Oleh: Imas Royani, S.Pd.
Ketua Umum Apindo, Shinta Kamdani menyebut bahwa persoalan pemutusan hubungan kerja (PHK) yang kini marak bukanlah isu paling mengkhawatirkan. Justru, kata dia yang lebih mengancam adalah minimnya penciptaan lapangan kerja baru di tengah tekanan ekonomi global dan domestik. Menurutnya, setelah gelombang PHK, para pekerja yang terdampak sulit mendapatkan pekerjaan pengganti.
"Yang paling mengkhawatirkan bukan hanya angka PHK, melainkan apa yang terjadi sesudahnya, yaitu tidak cukup banyak lapangan pekerja baru yang tercipta. Ini adalah tantangan terbesar, tidak cukupnya lapangan pekerja," kata Shinta dalam acara BPJS Ketenagakerjaan Dewas Menyapa Indonesia, di Jakarta, Senin (28/7). (Merdeka online, 28/7/2025).
BPS mencatat pada 2022, jumlah pencari kerja sebanyak 937.176 orang, sedangkan lowongan kerja hanya berjumlah 59.276. Artinya 1 lowongan kerja diperebutkan oleh sekitar 16 warga. Jumlah tersebut belum ditambah pekerja asing yang keberadaannya makin didukung regulasi.
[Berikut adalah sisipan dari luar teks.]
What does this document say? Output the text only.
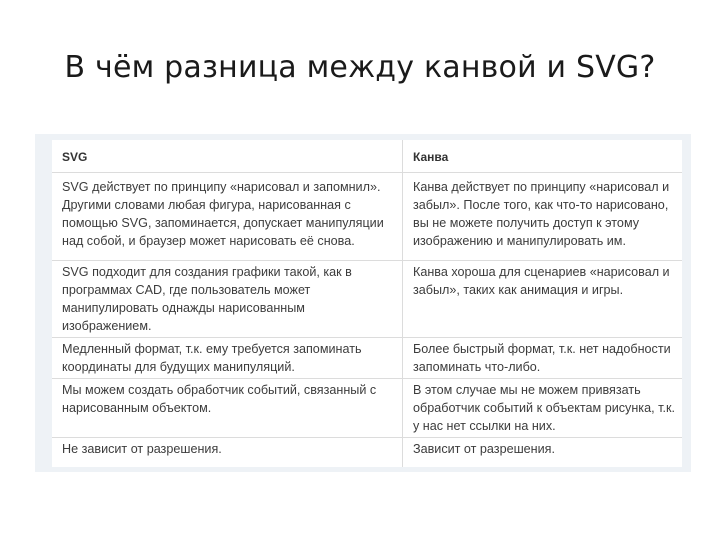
В чём разница между канвой и SVG?
SVG	Канва
SVG действует по принципу «нарисовал и запомнил». Другими словами любая фигура, нарисованная с помощью SVG, запоминается, допускает манипуляции над собой, и браузер может нарисовать её снова.	Канва действует по принципу «нарисовал и забыл». После того, как что-то нарисовано, вы не можете получить доступ к этому изображению и манипулировать им.
SVG подходит для создания графики такой, как в программах CAD, где пользователь может манипулировать однажды нарисованным изображением.	Канва хороша для сценариев «нарисовал и забыл», таких как анимация и игры.
Медленный формат, т.к. ему требуется запоминать координаты для будущих манипуляций.	Более быстрый формат, т.к. нет надобности запоминать что-либо.
Мы можем создать обработчик событий, связанный с нарисованным объектом.	В этом случае мы не можем привязать обработчик событий к объектам рисунка, т.к. у нас нет ссылки на них.
Не зависит от разрешения.	Зависит от разрешения.
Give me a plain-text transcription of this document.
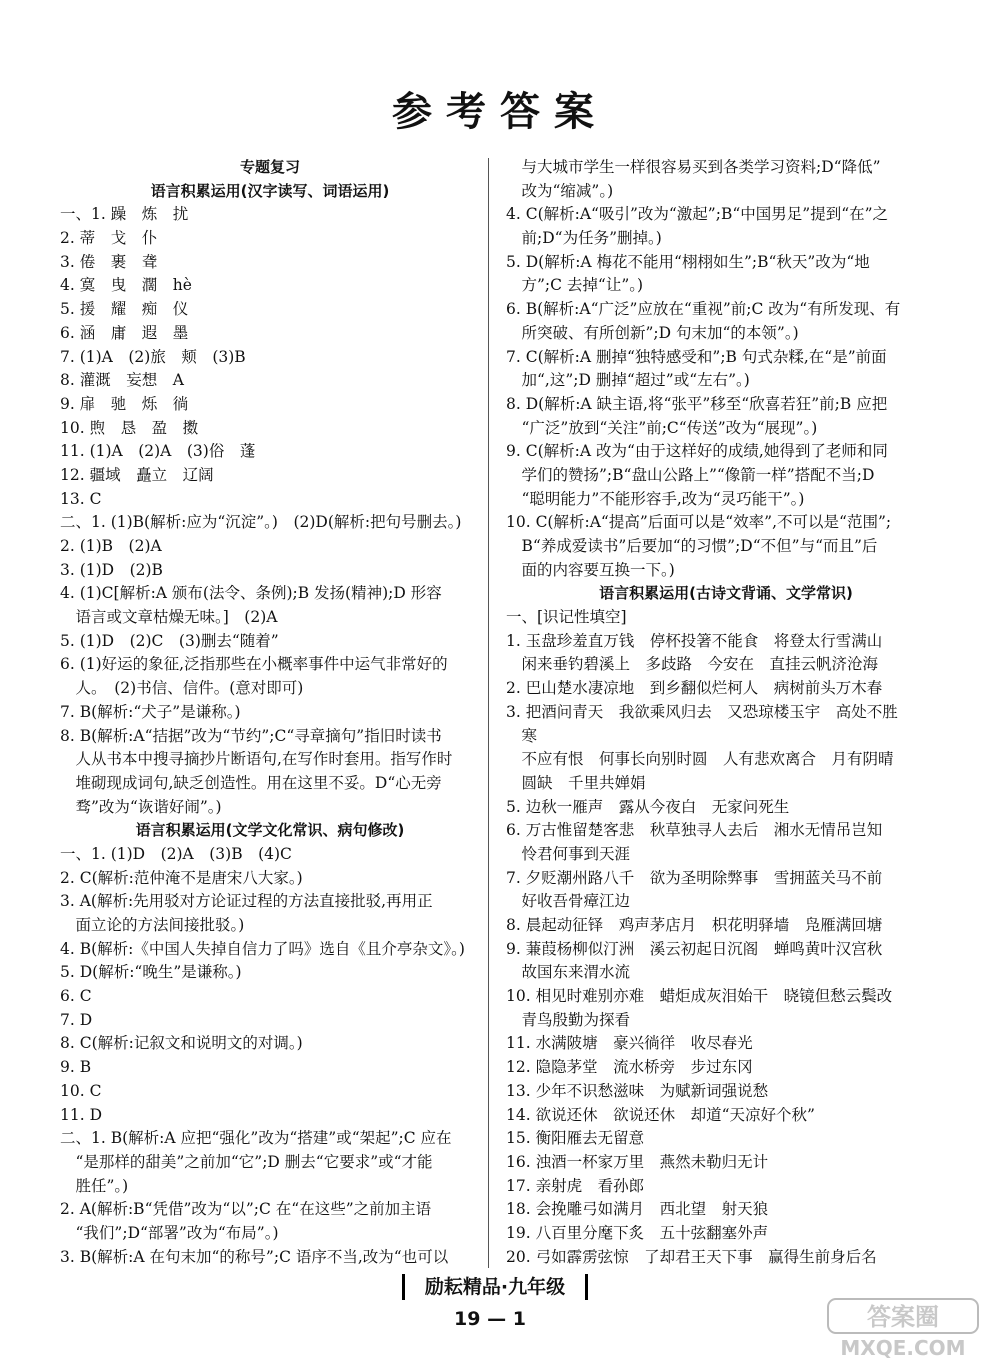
参考答案
专题复习
语言积累运用(汉字读写、词语运用)
一、1. 躁　炼　扰
2. 蒂　戈　仆
3. 倦　裹　聋
4. 寞　曳　濶　hè
5. 援　耀　痴　仪
6. 涵　庸　遐　墨
7. (1)A　(2)旅　颊　(3)B
8. 灌溉　妄想　A
9. 扉　驰　烁　徜
10. 煦　恳　盈　擞
11. (1)A　(2)A　(3)俗　蓬
12. 疆域　矗立　辽阔
13. C
二、1. (1)B(解析:应为“沉淀”。)　(2)D(解析:把句号删去。)
2. (1)B　(2)A
3. (1)D　(2)B
4. (1)C[解析:A 颁布(法令、条例);B 发扬(精神);D 形容
　语言或文章枯燥无味。]　(2)A
5. (1)D　(2)C　(3)删去“随着”
6. (1)好运的象征,泛指那些在小概率事件中运气非常好的
　人。　(2)书信、信件。(意对即可)
7. B(解析:“犬子”是谦称。)
8. B(解析:A“拮据”改为“节约”;C“寻章摘句”指旧时读书
　人从书本中搜寻摘抄片断语句,在写作时套用。指写作时
　堆砌现成词句,缺乏创造性。用在这里不妥。D“心无旁
　骛”改为“诙谐好闹”。)
语言积累运用(文学文化常识、病句修改)
一、1. (1)D　(2)A　(3)B　(4)C
2. C(解析:范仲淹不是唐宋八大家。)
3. A(解析:先用驳对方论证过程的方法直接批驳,再用正
　面立论的方法间接批驳。)
4. B(解析:《中国人失掉自信力了吗》选自《且介亭杂文》。)
5. D(解析:“晚生”是谦称。)
6. C
7. D
8. C(解析:记叙文和说明文的对调。)
9. B
10. C
11. D
二、1. B(解析:A 应把“强化”改为“搭建”或“架起”;C 应在
　“是那样的甜美”之前加“它”;D 删去“它要求”或“才能
　胜任”。)
2. A(解析:B“凭借”改为“以”;C 在“在这些”之前加主语
　“我们”;D“部署”改为“布局”。)
3. B(解析:A 在句末加“的称号”;C 语序不当,改为“也可以
　与大城市学生一样很容易买到各类学习资料;D“降低”
　改为“缩减”。)
4. C(解析:A“吸引”改为“激起”;B“中国男足”提到“在”之
　前;D“为任务”删掉。)
5. D(解析:A 梅花不能用“栩栩如生”;B“秋天”改为“地
　方”;C 去掉“让”。)
6. B(解析:A“广泛”应放在“重视”前;C 改为“有所发现、有
　所突破、有所创新”;D 句末加“的本领”。)
7. C(解析:A 删掉“独特感受和”;B 句式杂糅,在“是”前面
　加“,这”;D 删掉“超过”或“左右”。)
8. D(解析:A 缺主语,将“张平”移至“欣喜若狂”前;B 应把
　“广泛”放到“关注”前;C“传送”改为“展现”。)
9. C(解析:A 改为“由于这样好的成绩,她得到了老师和同
　学们的赞扬”;B“盘山公路上”“像箭一样”搭配不当;D
　“聪明能力”不能形容手,改为“灵巧能干”。)
10. C(解析:A“提高”后面可以是“效率”,不可以是“范围”;
　B“养成爱读书”后要加“的习惯”;D“不但”与“而且”后
　面的内容要互换一下。)
语言积累运用(古诗文背诵、文学常识)
一、[识记性填空]
1. 玉盘珍羞直万钱　停杯投箸不能食　将登太行雪满山
　闲来垂钓碧溪上　多歧路　今安在　直挂云帆济沧海
2. 巴山楚水凄凉地　到乡翻似烂柯人　病树前头万木春
3. 把酒问青天　我欲乘风归去　又恐琼楼玉宇　高处不胜
　寒
　不应有恨　何事长向别时圆　人有悲欢离合　月有阴晴
　圆缺　千里共婵娟
5. 边秋一雁声　露从今夜白　无家问死生
6. 万古惟留楚客悲　秋草独寻人去后　湘水无情吊岂知
　怜君何事到天涯
7. 夕贬潮州路八千　欲为圣明除弊事　雪拥蓝关马不前
　好收吾骨瘴江边
8. 晨起动征铎　鸡声茅店月　枳花明驿墙　凫雁满回塘
9. 蒹葭杨柳似汀洲　溪云初起日沉阁　蝉鸣黄叶汉宫秋
　故国东来渭水流
10. 相见时难别亦难　蜡炬成灰泪始干　晓镜但愁云鬓改
　青鸟殷勤为探看
11. 水满陂塘　豪兴徜徉　收尽春光
12. 隐隐茅堂　流水桥旁　步过东冈
13. 少年不识愁滋味　为赋新词强说愁
14. 欲说还休　欲说还休　却道“天凉好个秋”
15. 衡阳雁去无留意
16. 浊酒一杯家万里　燕然未勒归无计
17. 亲射虎　看孙郎
18. 会挽雕弓如满月　西北望　射天狼
19. 八百里分麾下炙　五十弦翻塞外声
20. 弓如霹雳弦惊　了却君王天下事　赢得生前身后名
励耘精品·九年级
19 — 1	答案圈
MXQE.COM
Per Februari 2023, BPS mencatat masih terdapat 7,99 juta pengangguran di Indonesia. Walaupun dari tahun ke tahun pencari kerja makin turun, tetapi jumlah lowongan kerja pun jauh makin menurun. Ketimpangan ini tentu terus menambah jumlah keluarga miskin dan kian menurunkan tingkat kesejahteraan bangsa.
Dalam survei terbaru yang dilakukan Apindo ke pengusaha, lebih dari 50 persen responden menyatakan telah mengurangi tenaga kerja, dan sebagian lainnya masih berencana melakukan hal yang sama dalam waktu dekat. Penyebab utama stagnasi lapangan kerja adalah keengganan dunia usaha untuk berekspansi. Banyak perusahaan memilih menahan investasi dan rekrutmen karena menghadapi ketidakpastian yang tinggi, baik dari sisi kebijakan dalam negeri maupun perkembangan global.
Gejolak geopolitik, fluktuasi nilai tukar, dan proyeksi ekonomi yang suram membuat pelaku usaha lebih berhati-hati. Mereka memilih fokus pada efisiensi internal ketimbang mengambil risiko membuka usaha baru atau memperluas lini produksi. Akibatnya, peluang kerja baru pun mandek.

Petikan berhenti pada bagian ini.